Tout ce qui englobe ce phénomène polarise d'ailleurs encore plus la population, "Vous êtes soit pour soit contre (la migration), dès que le débat se pose il est déjà clos. Mais si vous commencez à parler de la question d'une autre manière, par le biais de cette intersectionnalité, en montrant que tout est lié, vous parvenez à attraper ces personnes", explique Gosia. C'est exactement ce que des projets comme "Stolen Fish" permettent de réaliser. "En Pologne ou en Slovaquie, il existe une politique d'extrême droite. Et la xénophobie vient de l'ignorance et il a été très intéressant de le leur montrer", explique Juszczak avec enthousiasme, "si vous ne commencez pas avec la migration mais avec d'autres questions, des questions que les gens comprennent mieux, comme l'environnement ou les multinationales, les gens commencent à voir les choses différemment, avec plus de compréhension". C'est ce que fait Stolen Fish.

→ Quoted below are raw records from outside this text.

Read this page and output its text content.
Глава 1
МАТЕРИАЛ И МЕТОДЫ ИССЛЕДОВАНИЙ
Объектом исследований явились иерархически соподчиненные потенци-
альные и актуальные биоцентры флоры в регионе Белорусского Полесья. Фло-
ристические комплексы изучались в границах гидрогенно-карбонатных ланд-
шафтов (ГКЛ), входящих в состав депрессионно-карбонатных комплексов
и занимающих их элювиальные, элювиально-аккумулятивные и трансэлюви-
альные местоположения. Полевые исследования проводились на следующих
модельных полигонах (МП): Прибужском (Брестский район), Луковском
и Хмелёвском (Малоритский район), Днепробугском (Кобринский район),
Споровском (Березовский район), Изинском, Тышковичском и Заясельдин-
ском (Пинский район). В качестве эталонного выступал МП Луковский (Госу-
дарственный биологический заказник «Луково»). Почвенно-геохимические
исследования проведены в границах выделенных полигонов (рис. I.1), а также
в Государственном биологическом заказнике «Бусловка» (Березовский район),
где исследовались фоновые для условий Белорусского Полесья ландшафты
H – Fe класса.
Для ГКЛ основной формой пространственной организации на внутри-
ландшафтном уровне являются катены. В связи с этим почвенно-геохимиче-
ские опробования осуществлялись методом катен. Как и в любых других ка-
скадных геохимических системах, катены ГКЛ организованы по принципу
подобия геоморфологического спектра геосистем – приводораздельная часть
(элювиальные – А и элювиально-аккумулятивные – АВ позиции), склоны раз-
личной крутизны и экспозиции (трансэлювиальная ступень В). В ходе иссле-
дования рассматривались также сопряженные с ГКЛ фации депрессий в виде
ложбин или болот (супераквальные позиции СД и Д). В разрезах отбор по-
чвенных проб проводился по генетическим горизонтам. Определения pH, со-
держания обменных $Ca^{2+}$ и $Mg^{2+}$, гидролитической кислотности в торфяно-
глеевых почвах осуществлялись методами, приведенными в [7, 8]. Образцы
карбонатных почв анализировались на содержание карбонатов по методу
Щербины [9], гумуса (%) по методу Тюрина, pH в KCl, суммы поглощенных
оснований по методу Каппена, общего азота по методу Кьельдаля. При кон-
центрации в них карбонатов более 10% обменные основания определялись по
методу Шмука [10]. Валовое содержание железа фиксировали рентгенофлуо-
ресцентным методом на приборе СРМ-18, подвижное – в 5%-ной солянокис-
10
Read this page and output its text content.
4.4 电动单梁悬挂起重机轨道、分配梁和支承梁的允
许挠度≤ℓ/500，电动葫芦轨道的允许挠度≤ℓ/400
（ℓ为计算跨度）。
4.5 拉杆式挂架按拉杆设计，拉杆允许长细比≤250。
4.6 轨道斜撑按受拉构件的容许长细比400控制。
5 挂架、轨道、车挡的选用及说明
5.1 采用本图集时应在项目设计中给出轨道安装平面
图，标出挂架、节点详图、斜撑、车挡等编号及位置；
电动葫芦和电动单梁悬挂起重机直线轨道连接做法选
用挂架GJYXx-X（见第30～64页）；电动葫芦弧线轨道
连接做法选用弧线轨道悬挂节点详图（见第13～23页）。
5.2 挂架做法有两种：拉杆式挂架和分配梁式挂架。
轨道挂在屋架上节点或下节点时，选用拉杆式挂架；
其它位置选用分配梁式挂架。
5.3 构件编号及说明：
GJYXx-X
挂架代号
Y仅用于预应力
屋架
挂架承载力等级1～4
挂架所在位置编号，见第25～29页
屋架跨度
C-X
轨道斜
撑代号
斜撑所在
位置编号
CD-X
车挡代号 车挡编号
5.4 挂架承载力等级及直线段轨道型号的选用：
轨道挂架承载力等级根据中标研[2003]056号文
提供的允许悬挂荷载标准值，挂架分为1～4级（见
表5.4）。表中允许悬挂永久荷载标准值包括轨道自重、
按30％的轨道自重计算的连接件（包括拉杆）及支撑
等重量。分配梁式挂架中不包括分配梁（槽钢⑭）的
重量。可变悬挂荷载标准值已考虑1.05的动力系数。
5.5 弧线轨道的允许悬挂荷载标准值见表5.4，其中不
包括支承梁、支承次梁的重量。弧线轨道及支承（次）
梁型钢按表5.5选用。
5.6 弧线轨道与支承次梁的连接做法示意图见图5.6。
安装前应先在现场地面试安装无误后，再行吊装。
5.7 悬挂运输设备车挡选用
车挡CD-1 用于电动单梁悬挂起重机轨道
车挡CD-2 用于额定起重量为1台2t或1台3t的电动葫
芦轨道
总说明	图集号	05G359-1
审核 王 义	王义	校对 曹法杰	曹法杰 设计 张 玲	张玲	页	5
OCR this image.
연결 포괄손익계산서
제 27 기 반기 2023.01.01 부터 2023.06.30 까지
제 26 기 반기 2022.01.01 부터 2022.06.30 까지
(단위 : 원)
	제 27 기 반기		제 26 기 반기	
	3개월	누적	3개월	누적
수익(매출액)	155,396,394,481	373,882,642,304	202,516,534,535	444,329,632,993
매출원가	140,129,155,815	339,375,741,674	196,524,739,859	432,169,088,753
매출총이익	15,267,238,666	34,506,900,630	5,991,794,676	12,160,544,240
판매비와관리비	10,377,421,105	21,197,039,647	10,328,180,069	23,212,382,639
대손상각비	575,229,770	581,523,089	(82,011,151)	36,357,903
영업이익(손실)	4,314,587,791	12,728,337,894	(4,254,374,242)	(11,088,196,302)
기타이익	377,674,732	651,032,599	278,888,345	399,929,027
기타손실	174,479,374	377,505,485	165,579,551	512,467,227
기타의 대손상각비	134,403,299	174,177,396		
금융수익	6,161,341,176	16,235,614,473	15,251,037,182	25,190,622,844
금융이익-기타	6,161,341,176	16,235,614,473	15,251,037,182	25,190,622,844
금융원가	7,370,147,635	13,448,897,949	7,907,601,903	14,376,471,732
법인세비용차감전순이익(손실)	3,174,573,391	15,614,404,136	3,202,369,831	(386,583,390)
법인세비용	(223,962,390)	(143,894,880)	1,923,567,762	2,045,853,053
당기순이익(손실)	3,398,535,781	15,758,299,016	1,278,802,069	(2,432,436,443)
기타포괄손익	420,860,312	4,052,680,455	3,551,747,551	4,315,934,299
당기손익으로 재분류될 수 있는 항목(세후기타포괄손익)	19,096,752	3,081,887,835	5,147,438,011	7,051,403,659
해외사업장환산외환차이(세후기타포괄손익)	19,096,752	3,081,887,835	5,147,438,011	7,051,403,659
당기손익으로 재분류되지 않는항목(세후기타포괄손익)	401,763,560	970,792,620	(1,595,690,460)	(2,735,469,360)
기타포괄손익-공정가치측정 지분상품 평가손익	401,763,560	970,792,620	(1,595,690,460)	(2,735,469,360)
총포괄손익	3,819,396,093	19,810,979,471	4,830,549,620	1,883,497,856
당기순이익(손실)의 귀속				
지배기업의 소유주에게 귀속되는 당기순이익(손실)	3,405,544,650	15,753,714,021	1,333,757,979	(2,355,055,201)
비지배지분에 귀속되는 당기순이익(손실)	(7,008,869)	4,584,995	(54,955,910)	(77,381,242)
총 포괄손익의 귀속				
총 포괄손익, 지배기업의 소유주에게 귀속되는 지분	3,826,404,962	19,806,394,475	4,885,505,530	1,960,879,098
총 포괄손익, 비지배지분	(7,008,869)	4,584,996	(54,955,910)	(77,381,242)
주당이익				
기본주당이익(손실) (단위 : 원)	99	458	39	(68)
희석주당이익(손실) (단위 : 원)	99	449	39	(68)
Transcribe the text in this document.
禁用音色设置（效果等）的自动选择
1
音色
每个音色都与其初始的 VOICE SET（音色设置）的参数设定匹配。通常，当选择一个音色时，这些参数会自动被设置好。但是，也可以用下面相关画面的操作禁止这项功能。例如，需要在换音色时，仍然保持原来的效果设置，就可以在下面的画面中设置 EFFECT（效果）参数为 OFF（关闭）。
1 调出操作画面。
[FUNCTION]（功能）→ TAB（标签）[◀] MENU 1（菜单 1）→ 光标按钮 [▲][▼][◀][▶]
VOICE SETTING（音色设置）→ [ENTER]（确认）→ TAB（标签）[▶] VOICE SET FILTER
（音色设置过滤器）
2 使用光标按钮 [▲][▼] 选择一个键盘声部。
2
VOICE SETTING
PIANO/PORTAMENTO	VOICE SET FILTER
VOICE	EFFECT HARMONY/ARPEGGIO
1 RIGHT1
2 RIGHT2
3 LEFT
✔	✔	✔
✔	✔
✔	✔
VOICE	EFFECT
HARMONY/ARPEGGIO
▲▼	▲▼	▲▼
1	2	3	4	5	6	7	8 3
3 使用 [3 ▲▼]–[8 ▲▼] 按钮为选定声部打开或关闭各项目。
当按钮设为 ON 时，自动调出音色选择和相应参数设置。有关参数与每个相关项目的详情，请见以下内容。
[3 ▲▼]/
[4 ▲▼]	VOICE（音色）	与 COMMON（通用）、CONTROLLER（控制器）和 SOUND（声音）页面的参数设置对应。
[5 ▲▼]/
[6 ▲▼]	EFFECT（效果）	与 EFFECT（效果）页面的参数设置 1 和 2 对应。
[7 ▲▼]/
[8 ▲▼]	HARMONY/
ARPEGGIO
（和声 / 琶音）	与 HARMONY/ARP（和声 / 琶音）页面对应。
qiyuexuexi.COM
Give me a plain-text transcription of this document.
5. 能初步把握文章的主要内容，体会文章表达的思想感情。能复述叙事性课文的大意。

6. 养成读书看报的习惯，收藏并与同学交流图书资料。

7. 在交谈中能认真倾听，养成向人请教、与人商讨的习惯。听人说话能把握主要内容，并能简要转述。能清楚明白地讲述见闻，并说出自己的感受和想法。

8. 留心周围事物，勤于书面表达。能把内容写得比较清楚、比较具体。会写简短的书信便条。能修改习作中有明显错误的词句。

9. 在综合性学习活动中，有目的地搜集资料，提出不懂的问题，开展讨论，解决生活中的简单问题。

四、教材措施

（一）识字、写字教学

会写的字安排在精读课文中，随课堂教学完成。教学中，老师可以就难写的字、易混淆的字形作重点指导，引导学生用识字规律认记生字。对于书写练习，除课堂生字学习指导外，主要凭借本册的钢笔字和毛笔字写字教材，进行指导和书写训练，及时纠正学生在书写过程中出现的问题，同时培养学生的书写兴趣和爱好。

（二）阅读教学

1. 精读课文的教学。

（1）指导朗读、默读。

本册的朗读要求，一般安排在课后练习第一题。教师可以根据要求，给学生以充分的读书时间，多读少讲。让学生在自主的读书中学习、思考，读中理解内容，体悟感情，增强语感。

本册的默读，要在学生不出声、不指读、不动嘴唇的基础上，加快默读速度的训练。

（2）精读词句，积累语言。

Stolen Fish, la realidad de la pesca en África

Plus de 500 000 tonnes de petits poissons, essentiels au maintien de la sécurité alimentaire de plus de 33 millions de personnes dans des pays comme la Mauritanie, le Sénégal et la Gambie, sont extraites chaque année d'Afrique de l'Ouest pour être transformées en aliments pour l'aquaculture et l'agriculture. La Chine est devenue, comme de nombreuses autres nations africaines, le principal partenaire commercial de la Gambie. À tel point que plus de 50 % des exportations du pays sont destinées au géant asiatique et que 34 % des achats gambiens à l'étranger proviennent également de Chine.

Toutes ces données ont obligé des centaines de milliers de pêcheurs comme Abou à vendre leurs bateaux et à entamer leur route migratoire vers l'Europe. Cette situation a fait de la route des Canaries la plus meurtrière au monde, accumulant plus de 800 décès pour la seule année 2020. La présence d'entreprises chinoises en Géorgie, ainsi que dans d'autres pays du reste de l'Afrique, a changé la vie des Africains, ne leur laissant aucune possibilité, la seule étant de risquer leur vie pour atteindre l'Europe. C'est pourquoi, comme le dit Mariama, "si je pouvais parler au propriétaire de l'usine, je lui dirais de partir".